Маниок, дым и наука голода
Стол в Центральноафриканской Республике начинается с выживания и заканчивается почти церемонией. Листья маниока, растертые в гозо, арахисовый соус такой густоты, что ложка в нем идет медленно, копченая рыба из Убанги, гусеницы, высушенные на тот сезон, когда лес становится скупым: это кухня людей, которые не путают изобилие с расточительством.
В Банги придорожные грили начинают говорить после заката. Брошеты шипят над углями. Пальмовое масло красит пальцы в почти священный оранжевый. На рассвете появляется сладкий чай с бенье из маниока, а к полудню пальмовое вино уже совсем не то, что утром: день оно начинает смирно, а заканчивает с мнением обо всем.
Меня трогает точность.

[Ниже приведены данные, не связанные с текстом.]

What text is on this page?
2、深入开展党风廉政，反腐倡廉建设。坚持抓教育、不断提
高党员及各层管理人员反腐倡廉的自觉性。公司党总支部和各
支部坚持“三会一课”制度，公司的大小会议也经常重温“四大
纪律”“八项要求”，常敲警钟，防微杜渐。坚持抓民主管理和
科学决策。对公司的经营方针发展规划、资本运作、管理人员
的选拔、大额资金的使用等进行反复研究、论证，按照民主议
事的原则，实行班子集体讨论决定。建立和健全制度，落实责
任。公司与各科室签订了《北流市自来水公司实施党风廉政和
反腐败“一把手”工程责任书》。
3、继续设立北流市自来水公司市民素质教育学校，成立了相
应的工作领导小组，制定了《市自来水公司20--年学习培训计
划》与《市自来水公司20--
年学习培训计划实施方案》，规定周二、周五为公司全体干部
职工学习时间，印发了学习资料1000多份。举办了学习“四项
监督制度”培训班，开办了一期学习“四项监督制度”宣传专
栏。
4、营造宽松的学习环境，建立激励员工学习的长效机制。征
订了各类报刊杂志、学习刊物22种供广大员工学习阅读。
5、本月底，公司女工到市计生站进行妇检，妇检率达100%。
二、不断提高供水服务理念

Фуфу отщипывают, прижимают большим пальцем и только потом отправляют в соус с сосредоточенностью каллиграфа. Общая миска отменяет фальшивую драму. Либо вы едите вместе, либо признаете в себе что-то откровенно антисоциальное. Одиночная еда, конечно, существует. Просто ощущается почти как грамматическая ошибка.
Лес входит в кухню, не спрашивая ничьей брезгливости. Мбойо, те самые сушеные гусеницы, которые пугают приезжих одним видом, на вкус дают дым, глубину и удивительно здравый смысл. Посторонний сначала вздрагивает, потом жует, потом замолкает. Хорошая кухня часто производит именно это молчание. Это единственная честная рецензия.
Когда лес поет на несколько голосов
Музыка, с которой чаще всего связывают Центральноафриканскую Республику, начинается не на сцене. Она начинается в лесу вокруг Баянги, где певцы баака строят многоголосие так, как другие разводят огонь: вместе, внимательно, опираясь на старое знание, проходящее через множество рук. Один голос кладет линию, другой уходит под нее, третий возвращается по диагонали — и вдруг у воздуха появляется архитектура.
Это не декоративное пение. Оно сопровождает охоту, траур, сбор меда, хвалу, зов, ожидание. Мелодия может картографировать задачу. Ритм может переносить инструкцию. Миссионеры когда-то услышали это и записали привычную колониальную чепуху о примитивности — так всегда бывает, когда туповатое ухо принимает сложность за невинность.
В Банги звуковой пейзаж меняется, но принцип остается. Музыка здесь прежде общинная, а уже потом сценическая. Церковные хоры поднимаются с такой выучкой, что многим европейским соборам стало бы неловко. Бары и дворы живут под усиленную румбу, госпел, местную поп-музыку, барабаны и смех, но с тем же убеждением: один голос может очаровать, несколько голосов могут изменить саму структуру времени.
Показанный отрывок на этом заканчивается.